Breaking News

Musyawarah Ulama dan Tokoh Umat Se-Sumatera Bahas Strategi Kepemimpinan Umat Masa Depan


Jendelakita.my.id. - Musyawarah Ulama dan Tokoh Umat Se-Sumatera menjadi forum strategis yang mempertemukan para ulama, tokoh agama, dan tokoh masyarakat dari berbagai daerah di Sumatera dalam rangka membahas arah kepemimpinan umat di masa mendatang. 

Kegiatan ini dibuka secara resmi oleh Wali Kota Palembang, Drs. H. Ratu Dewa, M.Sc., yang menegaskan pentingnya peran ulama dan tokoh umat dalam menjaga harmoni sosial serta mengawal pembangunan yang berorientasi pada nilai-nilai keagamaan dan kebangsaan.
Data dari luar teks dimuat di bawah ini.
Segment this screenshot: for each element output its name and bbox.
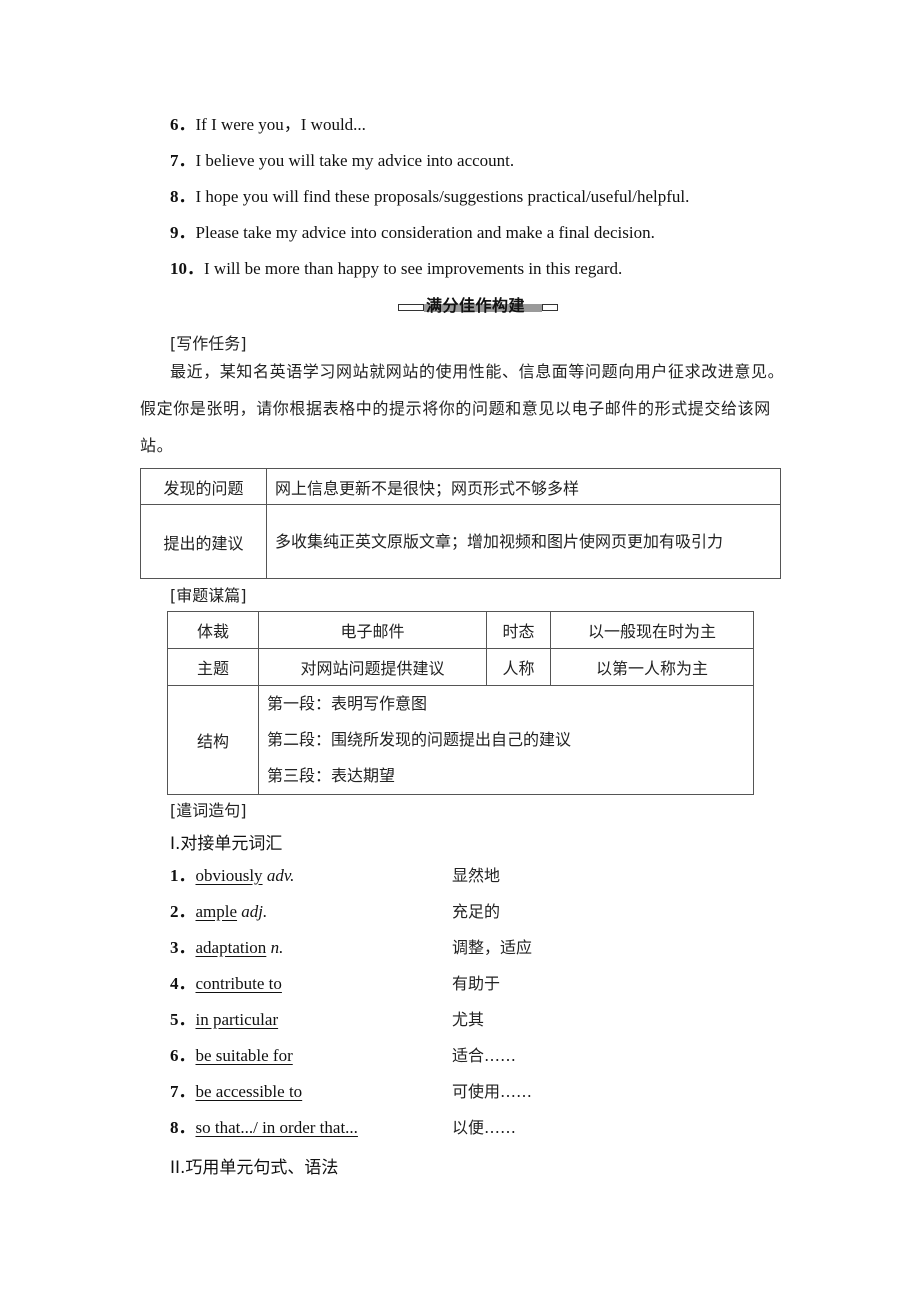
table-cell-value: 以第一人称为主 (550, 648, 754, 686)
structure-item: 第三段：表达期望 (267, 766, 396, 785)
table-cell-value: 对网站问题提供建议 (258, 648, 487, 686)
item-number: 7． (170, 151, 196, 170)
table-cell-key: 体裁 (167, 611, 259, 649)
table-row: 提出的建议 多收集纯正英文原版文章；增加视频和图片使网页更加有吸引力 (140, 504, 781, 579)
item-number: 6． (170, 115, 196, 134)
section-heading-text: 满分佳作构建 (426, 296, 526, 315)
table-row: 发现的问题 网上信息更新不是很快；网页形式不够多样 (140, 468, 781, 505)
table-cell-value: 电子邮件 (258, 611, 487, 649)
vocab-meaning: 有助于 (452, 974, 501, 993)
vocab-meaning: 充足的 (452, 902, 501, 921)
task-label: [写作任务] (170, 334, 247, 353)
vocab-meaning: 显然地 (452, 866, 501, 885)
sentence-text: I will be more than happy to see improve… (204, 259, 623, 278)
table-cell-value: 以一般现在时为主 (550, 611, 754, 649)
sentence-item: 8．I hope you will find these proposals/s… (170, 186, 689, 208)
table-cell-value: 多收集纯正英文原版文章；增加视频和图片使网页更加有吸引力 (266, 504, 781, 579)
item-number: 2． (170, 902, 196, 921)
vocab-term: so that.../ in order that... (195, 1118, 358, 1137)
task-table: 发现的问题 网上信息更新不是很快；网页形式不够多样 提出的建议 多收集纯正英文原… (140, 468, 781, 579)
task-paragraph: 最近，某知名英语学习网站就网站的使用性能、信息面等问题向用户征求改进意见。假定你… (140, 362, 785, 455)
vocab-meaning: 尤其 (452, 1010, 485, 1029)
item-number: 7． (170, 1082, 196, 1101)
sentence-item: 10．I will be more than happy to see impr… (170, 258, 622, 280)
section-heading: 满分佳作构建 (398, 292, 558, 318)
structure-cell: 第一段：表明写作意图 第二段：围绕所发现的问题提出自己的建议 第三段：表达期望 (258, 685, 754, 795)
part1-title: I.对接单元词汇 (170, 834, 283, 854)
analysis-label: [审题谋篇] (170, 586, 247, 605)
part-of-speech: n. (270, 938, 284, 957)
sentence-text: If I were you，I would... (195, 115, 366, 134)
table-cell-value: 网上信息更新不是很快；网页形式不够多样 (266, 468, 781, 505)
vocab-item: 1．obviously adv. (170, 865, 294, 887)
vocab-meaning: 调整，适应 (452, 938, 533, 957)
item-number: 10． (170, 259, 204, 278)
item-number: 1． (170, 866, 196, 885)
item-number: 3． (170, 938, 196, 957)
vocab-term: obviously (195, 866, 263, 885)
sentence-item: 7．I believe you will take my advice into… (170, 150, 514, 172)
analysis-table: 体裁 电子邮件 时态 以一般现在时为主 主题 对网站问题提供建议 人称 以第一人… (167, 611, 754, 795)
vocab-item: 7．be accessible to (170, 1081, 302, 1103)
vocab-item: 3．adaptation n. (170, 937, 283, 959)
item-number: 9． (170, 223, 196, 242)
table-cell-key: 时态 (486, 611, 551, 649)
sentence-item: 9．Please take my advice into considerati… (170, 222, 655, 244)
part-of-speech: adj. (241, 902, 268, 921)
heading-decoration-left (398, 304, 424, 311)
vocab-term: be suitable for (195, 1046, 293, 1065)
vocab-term: contribute to (195, 974, 282, 993)
vocab-meaning: 适合…… (452, 1046, 517, 1065)
item-number: 8． (170, 187, 196, 206)
part-of-speech: adv. (266, 866, 295, 885)
wording-label: [遣词造句] (170, 801, 247, 820)
sentence-text: Please take my advice into consideration… (195, 223, 655, 242)
item-number: 4． (170, 974, 196, 993)
table-cell-key: 主题 (167, 648, 259, 686)
vocab-term: in particular (195, 1010, 279, 1029)
vocab-item: 4．contribute to (170, 973, 282, 995)
vocab-item: 8．so that.../ in order that... (170, 1117, 358, 1139)
part2-title: II.巧用单元句式、语法 (170, 1158, 339, 1178)
table-cell-label: 提出的建议 (140, 504, 267, 579)
table-row: 主题 对网站问题提供建议 人称 以第一人称为主 (167, 648, 754, 686)
table-cell-key: 结构 (167, 685, 259, 795)
vocab-item: 2．ample adj. (170, 901, 267, 923)
vocab-item: 5．in particular (170, 1009, 278, 1031)
table-cell-label: 发现的问题 (140, 468, 267, 505)
table-cell-key: 人称 (486, 648, 551, 686)
sentence-text: I believe you will take my advice into a… (195, 151, 515, 170)
structure-item: 第二段：围绕所发现的问题提出自己的建议 (267, 730, 572, 749)
table-row: 结构 第一段：表明写作意图 第二段：围绕所发现的问题提出自己的建议 第三段：表达… (167, 685, 754, 795)
vocab-meaning: 可使用…… (452, 1082, 533, 1101)
table-row: 体裁 电子邮件 时态 以一般现在时为主 (167, 611, 754, 649)
vocab-term: be accessible to (195, 1082, 303, 1101)
vocab-item: 6．be suitable for (170, 1045, 293, 1067)
item-number: 8． (170, 1118, 196, 1137)
vocab-term: adaptation (195, 938, 267, 957)
structure-item: 第一段：表明写作意图 (267, 694, 428, 713)
vocab-meaning: 以便…… (452, 1118, 517, 1137)
heading-decoration-right (542, 304, 558, 311)
sentence-item: 6．If I were you，I would... (170, 114, 366, 136)
sentence-text: I hope you will find these proposals/sug… (195, 187, 690, 206)
item-number: 5． (170, 1010, 196, 1029)
vocab-term: ample (195, 902, 238, 921)
item-number: 6． (170, 1046, 196, 1065)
Pembukaan tersebut menandai dimulainya rangkaian diskusi dan musyawarah yang diharapkan mampu menghasilkan rekomendasi konstruktif bagi kemajuan umat.
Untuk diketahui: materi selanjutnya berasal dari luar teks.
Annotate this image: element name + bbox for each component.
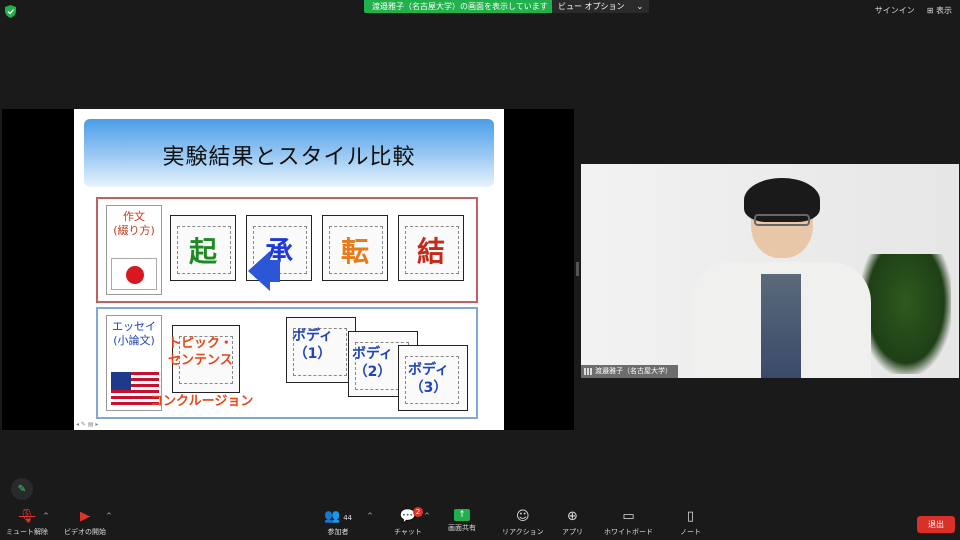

Acara Musyawarah Ulama dan Tokoh Umat Se-Sumatera dilaksanakan di ruang rapat Asrama Haji Palembang pada hari Sabtu, 24 Januari 2026. Kegiatan ini dirancang berlangsung selama dua hari, yakni pada tanggal 24 hingga 25 Januari 2026, dengan agenda utama berupa dialog, pertukaran gagasan, serta perumusan pandangan bersama terkait tantangan umat dan kepemimpinan di masa depan. Lokasi penyelenggaraan di Asrama Haji Palembang dipilih sebagai simbol pusat pertemuan umat yang sarat dengan nilai spiritual dan kebersamaan.

Sebelum memasuki sesi sambutan dan pembukaan secara resmi, acara diawali dengan kata sambutan dari Ketua Panitia Pelaksana, Drs. Umar Said. Dalam sambutannya, Ketua Panitia menyampaikan apresiasi atas kehadiran para ulama dan tokoh umat dari berbagai latar belakang, serta menekankan bahwa musyawarah ini merupakan ikhtiar bersama untuk memperkuat peran moral dan intelektual ulama dalam kehidupan berbangsa dan bernegara. Ia juga berharap agar forum ini dapat berjalan dengan penuh hikmah, saling menghormati, dan menghasilkan keputusan yang bermanfaat luas.

Musyawarah ini turut dihadiri oleh sejumlah tokoh penting, baik dari kalangan ulama maupun tokoh nasional. Tampak hadir Prof. Dr. Aflatun Muhtar selaku Ketua Majelis Ulama Indonesia Sumatera Selatan, yang kehadirannya memperkuat legitimasi keulamaan dalam forum tersebut. Selain itu, hadir pula mantan anggota DPR RI, Dr. Achmad Yani, dari Partai Persatuan Pembangunan, yang kini dikenal sebagai pendiri sekaligus Ketua Partai Masyumi. Kehadiran tokoh nasional ini memberikan perspektif politik dan kebangsaan dalam pembahasan musyawarah.

Dari kalangan tokoh umat dan adat, musyawarah ini juga dihadiri oleh H. Albar Sentosa Subari, S.H., S.U., selaku Ketua Lembaga Adat Melayu Peduli Marga Batang Hari Sembilan. Partisipasi tokoh adat ini menunjukkan bahwa pembahasan kepemimpinan umat tidak hanya dilihat dari aspek agama dan politik, tetapi juga mempertimbangkan nilai-nilai kearifan lokal dan adat istiadat yang telah mengakar kuat di tengah masyarakat Sumatera.

Melalui musyawarah ini, para peserta berharap dapat memberikan masukan strategis mengenai bagaimana memperoleh dan menyiapkan pimpinan yang berkualitas untuk masa-masa mendatang. Kepemimpinan yang diharapkan bukan hanya memiliki kapasitas intelektual dan kemampuan manajerial, tetapi juga berintegritas tinggi serta berkomitmen terhadap pembangunan umat yang sejahtera, baik secara lahir maupun batin. Forum ini diharapkan menjadi langkah awal dalam membangun sinergi ulama dan tokoh umat demi masa depan umat yang lebih bermartabat.